Russia, West Clash During UN Session On Ukraine's Language Law

Then-President Petro Poroshenko during the signing of the language law on May 15

A United Nations Security Council meeting over Kyiv's move to declare Ukrainian the national language of Ukraine has turned into a war of words between Moscow and the West.

Russia denounced the language law during the July 16 meeting, saying Ukraine's "struggle for national identity should not violate the rights of the Russian-speaking minority," while the West used the session to air a series of grievances against Moscow.

"We are not speaking out against the Ukrainian [language]," Russia's ambassador to the UN, Vasily Nebenzya, told the Security Council. "We want to defend Russians.

Meanwhile, the United States, Britain, and France used the session to demand an end to the "occupation" of Crimea by Moscow and a ceasing of efforts to restrict minority rights on the peninsula, which was unilaterally seized and annexed by Russia in 2014.

"Russia must end its occupation of Ukraine's Crimean Peninsula," U.S. diplomat Rodney Hunter said.

"Our Crimea-related sanctions will remain in place until Russia returns control of the peninsula to Ukraine and our sanctions against Russia for its aggression in eastern Ukraine will remain in place until Russia fully implements the Minsk agreements," he added, citing agreements signed in 2015 in the Belarusian capital designed to end the fighting in eastern Ukraine.

The Western powers also demanded that "justice be served" on the eve of the fifth anniversary of the shooting down of Malaysian Airlines flight MH17 that killed all 298 aboard in a region controlled by Russia-backed separatists in eastern Ukraine.

In addition, the United States and its allies demanded the release of 24 Ukrainian sailors and their vessel detained in December 2018 by Russian forces during a naval incident off the coast of Crimea.

The UN session had been called to discuss a law put into force by Kyiv on July 16 to declare Ukrainian "the only official state language in Ukraine," a move that expands quotas for Ukrainian-language content on broadcast media and in print.

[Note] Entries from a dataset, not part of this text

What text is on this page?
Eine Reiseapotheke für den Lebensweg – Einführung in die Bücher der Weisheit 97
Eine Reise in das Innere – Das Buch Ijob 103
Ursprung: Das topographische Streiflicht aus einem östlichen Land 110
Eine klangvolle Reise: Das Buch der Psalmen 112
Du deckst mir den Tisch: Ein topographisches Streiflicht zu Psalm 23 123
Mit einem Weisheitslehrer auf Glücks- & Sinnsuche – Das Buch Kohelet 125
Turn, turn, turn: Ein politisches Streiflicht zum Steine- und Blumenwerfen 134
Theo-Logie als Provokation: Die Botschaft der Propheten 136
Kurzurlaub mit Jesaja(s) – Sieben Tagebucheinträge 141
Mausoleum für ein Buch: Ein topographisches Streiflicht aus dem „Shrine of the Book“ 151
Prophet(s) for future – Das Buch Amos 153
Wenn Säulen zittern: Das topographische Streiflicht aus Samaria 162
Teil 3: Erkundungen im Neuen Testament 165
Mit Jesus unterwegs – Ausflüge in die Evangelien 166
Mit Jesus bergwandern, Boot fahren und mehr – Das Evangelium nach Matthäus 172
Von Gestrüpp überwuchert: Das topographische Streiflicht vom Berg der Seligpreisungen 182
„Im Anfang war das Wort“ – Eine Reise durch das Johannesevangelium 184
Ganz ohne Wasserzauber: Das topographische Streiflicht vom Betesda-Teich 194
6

It says that "attempts" to introduce other languages as the state language would be considered efforts to "forcibly change the constitutional order."

It introduces mandatory language quotas for state and private television broadcasts and says at least half of the text in printed media must be in Ukrainian.

Public posts that require fluency in Ukrainian include the presidency, the position of parliament speaker, as well as all lawmakers, ministers, the head of the state Security Service, the prosecutor-general, the chief of the Ukrainian National Bank, and local council members.

Ukrainian becomes mandatory in all official documents, court records, elections and referendums, international treaties, and labor agreements.

The law says language rules would not apply to private conversations or religious rituals.

Ukrainian is the native language of some 67 percent of Ukraine's population of almost 45 million, while Russian is the native language of almost 30 percent. Russian is spoken mostly in urban areas. Almost 3 percent of Ukraine's inhabitants are native speakers of other languages.

Russia-backed separatists in eastern Ukraine claim Kyiv is deliberately curtailing the use of the Russian language.

Russia had called for "urgent consultations" on the law to be held in the Security Council, and Russia's mission to the Council of Europe has also called on the rights body to react to the new piece of legislation.

Former Ukrainian President Petro Poroshenko endorsed the language law two months ago before leaving office.

Ukraine's new president, Volodymyr Zelenskiy, who was inaugurated on May 20, has criticized the law as a set of "prohibitions and punishments" that will complicate bureaucratic procedures and "increase the number of officials instead of reducing them."